Danish poet and historian

Claus Christoffersen Lyschander (also Lyscander, Lyskander; 1558-1623/4) was a Danish poet and historian.

A native of Nørre Vram, Skåne, Denmark (now in Bjuv Municipality, Sweden), his boyhood was affected by the Northern Seven Years' War, some of his older siblings and his mother fell victim to the epidemics which accompanied the war.
After the war, he was schooled in Herrisvad convent school. His earliest known period in Danish and Latin was composed at the age of 20. He studied at Rostock university under David Chytraeus. He spent several years in Germany, possibly studying at the university at Wittenberg.
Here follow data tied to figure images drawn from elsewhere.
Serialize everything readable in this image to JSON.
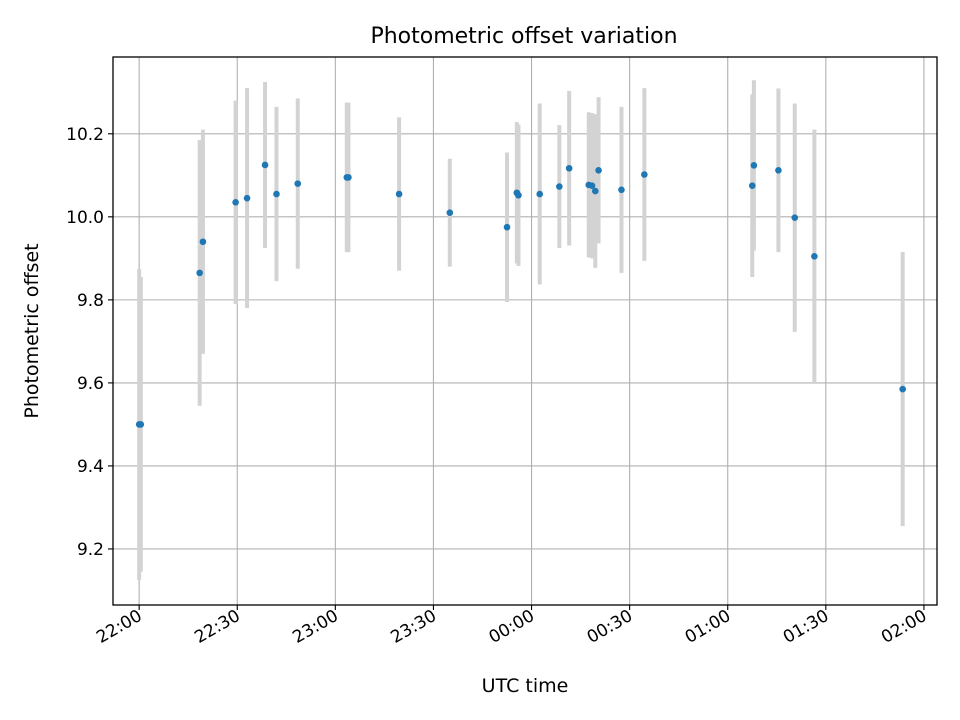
{
  "chart_data": {
    "type": "scatter",
    "title": "Photometric offset variation",
    "xlabel": "UTC time",
    "ylabel": "Photometric offset",
    "x_axis_type": "time",
    "xlim": [
      "21:52",
      "02:04"
    ],
    "ylim": [
      9.065,
      10.385
    ],
    "x_ticks": [
      "22:00",
      "22:30",
      "23:00",
      "23:30",
      "00:00",
      "00:30",
      "01:00",
      "01:30",
      "02:00"
    ],
    "y_ticks": [
      "9.2",
      "9.4",
      "9.6",
      "9.8",
      "10.0",
      "10.2"
    ],
    "grid": true,
    "legend": "none",
    "marker_color": "#1f77b4",
    "errorbar_color": "#d3d3d3",
    "points": [
      {
        "x": "22:00",
        "y": 9.5,
        "err": 0.375
      },
      {
        "x": "22:00:30",
        "y": 9.5,
        "err": 0.355
      },
      {
        "x": "22:18:30",
        "y": 9.865,
        "err": 0.32
      },
      {
        "x": "22:19:30",
        "y": 9.94,
        "err": 0.27
      },
      {
        "x": "22:29:30",
        "y": 10.035,
        "err": 0.245
      },
      {
        "x": "22:33",
        "y": 10.045,
        "err": 0.265
      },
      {
        "x": "22:38:30",
        "y": 10.125,
        "err": 0.2
      },
      {
        "x": "22:42",
        "y": 10.055,
        "err": 0.21
      },
      {
        "x": "22:48:30",
        "y": 10.08,
        "err": 0.205
      },
      {
        "x": "23:03:30",
        "y": 10.095,
        "err": 0.18
      },
      {
        "x": "23:04",
        "y": 10.095,
        "err": 0.18
      },
      {
        "x": "23:19:30",
        "y": 10.055,
        "err": 0.185
      },
      {
        "x": "23:35",
        "y": 10.01,
        "err": 0.13
      },
      {
        "x": "23:52:30",
        "y": 9.975,
        "err": 0.18
      },
      {
        "x": "23:55:30",
        "y": 10.058,
        "err": 0.17
      },
      {
        "x": "23:56",
        "y": 10.052,
        "err": 0.17
      },
      {
        "x": "00:02:30",
        "y": 10.055,
        "err": 0.218
      },
      {
        "x": "00:08:30",
        "y": 10.073,
        "err": 0.148
      },
      {
        "x": "00:11:30",
        "y": 10.117,
        "err": 0.186
      },
      {
        "x": "00:17:30",
        "y": 10.077,
        "err": 0.175
      },
      {
        "x": "00:18:30",
        "y": 10.075,
        "err": 0.175
      },
      {
        "x": "00:19:30",
        "y": 10.062,
        "err": 0.185
      },
      {
        "x": "00:20:30",
        "y": 10.112,
        "err": 0.176
      },
      {
        "x": "00:27:30",
        "y": 10.065,
        "err": 0.2
      },
      {
        "x": "00:34:30",
        "y": 10.102,
        "err": 0.208
      },
      {
        "x": "01:07:30",
        "y": 10.075,
        "err": 0.22
      },
      {
        "x": "01:08",
        "y": 10.124,
        "err": 0.205
      },
      {
        "x": "01:15:30",
        "y": 10.112,
        "err": 0.197
      },
      {
        "x": "01:20:30",
        "y": 9.998,
        "err": 0.275
      },
      {
        "x": "01:26:30",
        "y": 9.905,
        "err": 0.305
      },
      {
        "x": "01:53:30",
        "y": 9.585,
        "err": 0.33
      }
    ]
  }
}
In January 1587 wrote a letter of recommendation for Lyschander to Frederick II.
Lyschander was made pastor of Herfølge and Sædder parishes, one of the more prestigious positions in Zealand, where he replaced Jon Jakobsen Venusinus whom he later also succeeded as Royal Historian.
Lyschander married in 1588 and was appointed dean at Bjæverskov Herred (Præstø County).
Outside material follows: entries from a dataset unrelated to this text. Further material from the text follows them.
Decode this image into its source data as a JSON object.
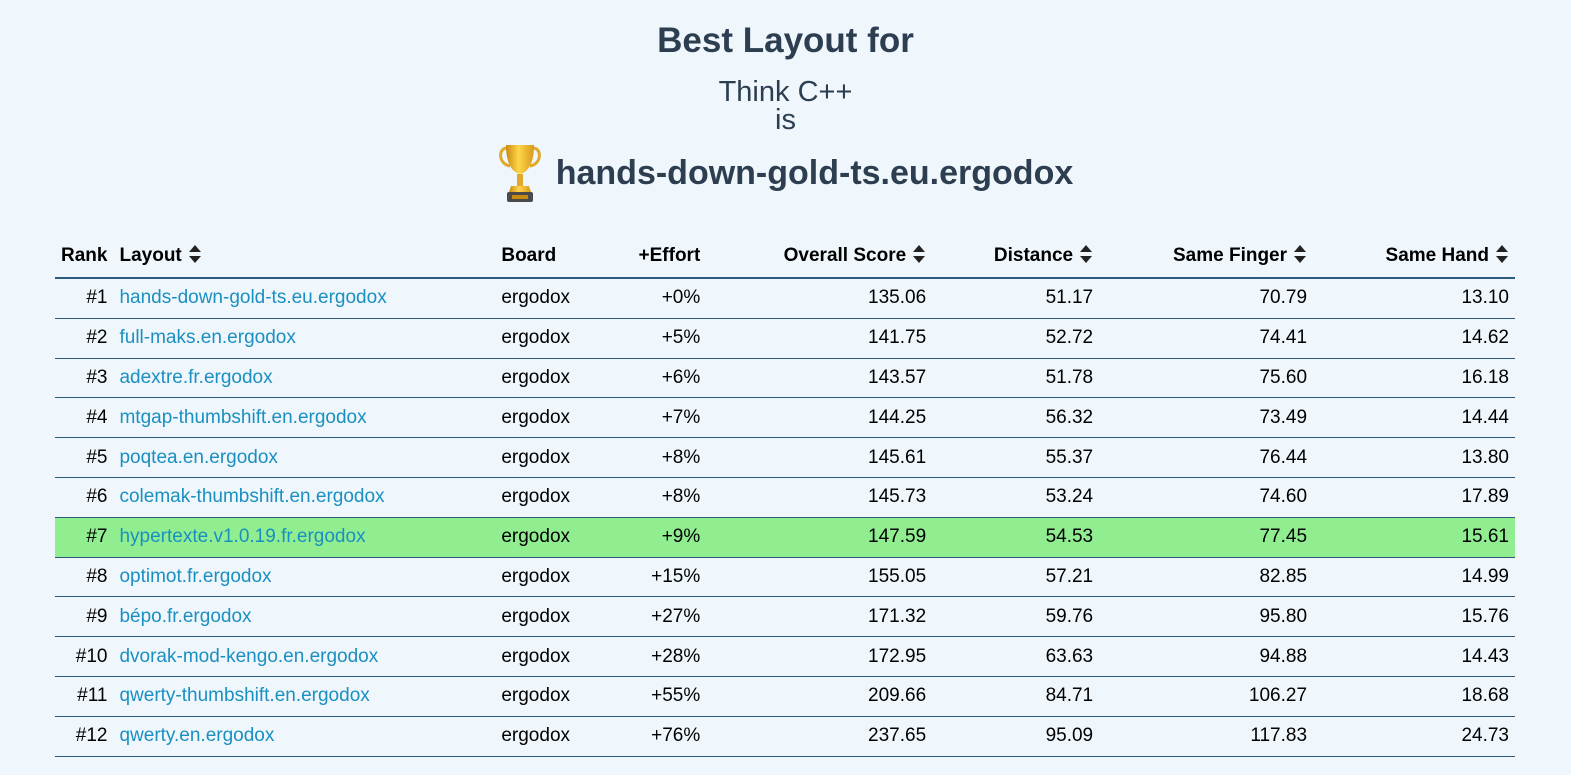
{
  "header": {
    "title": "Best Layout for",
    "subject": "Think C++",
    "is_word": "is",
    "trophy_icon": "trophy-icon",
    "winner": "hands-down-gold-ts.eu.ergodox"
  },
  "table": {
    "columns": {
      "rank": "Rank",
      "layout": "Layout",
      "board": "Board",
      "effort": "+Effort",
      "overall": "Overall Score",
      "distance": "Distance",
      "same_finger": "Same Finger",
      "same_hand": "Same Hand"
    },
    "sortable_icon": "sort-updown-icon",
    "highlight_color": "#90ee90",
    "link_color": "#1a8fc0",
    "rows": [
      {
        "rank": "#1",
        "layout": "hands-down-gold-ts.eu.ergodox",
        "board": "ergodox",
        "effort": "+0%",
        "overall": "135.06",
        "distance": "51.17",
        "same_finger": "70.79",
        "same_hand": "13.10"
      },
      {
        "rank": "#2",
        "layout": "full-maks.en.ergodox",
        "board": "ergodox",
        "effort": "+5%",
        "overall": "141.75",
        "distance": "52.72",
        "same_finger": "74.41",
        "same_hand": "14.62"
      },
      {
        "rank": "#3",
        "layout": "adextre.fr.ergodox",
        "board": "ergodox",
        "effort": "+6%",
        "overall": "143.57",
        "distance": "51.78",
        "same_finger": "75.60",
        "same_hand": "16.18"
      },
      {
        "rank": "#4",
        "layout": "mtgap-thumbshift.en.ergodox",
        "board": "ergodox",
        "effort": "+7%",
        "overall": "144.25",
        "distance": "56.32",
        "same_finger": "73.49",
        "same_hand": "14.44"
      },
      {
        "rank": "#5",
        "layout": "poqtea.en.ergodox",
        "board": "ergodox",
        "effort": "+8%",
        "overall": "145.61",
        "distance": "55.37",
        "same_finger": "76.44",
        "same_hand": "13.80"
      },
      {
        "rank": "#6",
        "layout": "colemak-thumbshift.en.ergodox",
        "board": "ergodox",
        "effort": "+8%",
        "overall": "145.73",
        "distance": "53.24",
        "same_finger": "74.60",
        "same_hand": "17.89"
      },
      {
        "rank": "#7",
        "layout": "hypertexte.v1.0.19.fr.ergodox",
        "board": "ergodox",
        "effort": "+9%",
        "overall": "147.59",
        "distance": "54.53",
        "same_finger": "77.45",
        "same_hand": "15.61",
        "highlight": true
      },
      {
        "rank": "#8",
        "layout": "optimot.fr.ergodox",
        "board": "ergodox",
        "effort": "+15%",
        "overall": "155.05",
        "distance": "57.21",
        "same_finger": "82.85",
        "same_hand": "14.99"
      },
      {
        "rank": "#9",
        "layout": "bépo.fr.ergodox",
        "board": "ergodox",
        "effort": "+27%",
        "overall": "171.32",
        "distance": "59.76",
        "same_finger": "95.80",
        "same_hand": "15.76"
      },
      {
        "rank": "#10",
        "layout": "dvorak-mod-kengo.en.ergodox",
        "board": "ergodox",
        "effort": "+28%",
        "overall": "172.95",
        "distance": "63.63",
        "same_finger": "94.88",
        "same_hand": "14.43"
      },
      {
        "rank": "#11",
        "layout": "qwerty-thumbshift.en.ergodox",
        "board": "ergodox",
        "effort": "+55%",
        "overall": "209.66",
        "distance": "84.71",
        "same_finger": "106.27",
        "same_hand": "18.68"
      },
      {
        "rank": "#12",
        "layout": "qwerty.en.ergodox",
        "board": "ergodox",
        "effort": "+76%",
        "overall": "237.65",
        "distance": "95.09",
        "same_finger": "117.83",
        "same_hand": "24.73"
      }
    ]
  }
}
He published several historiographical works in verse form between 1608 and 1623.

He was appointed Royal Historian (kongelig historiograf) by Christian IV in 1616, charged with compiling a national historiography of Denmark "after Saxo" (i.e. covering the 13th century onward).
The work was scheduled for six years, but Lyschander laid out a plan of 116 volumes.
Maybe because it seemed unlikely that Lyschander was able to complete the national history within the appointed time, royal chancellor Christian Friis appointed Johan Isaksson Pontanus with the same task as Lyschander, but Lyschander was allowed to continue to work on his own project. In 1619, Lyschander presented a draft version of his Synopsis Historiae Danicae, which was published in 1622 (now known under the title of Danske Kongers Slægtebog "Genealogy of the Danish kings").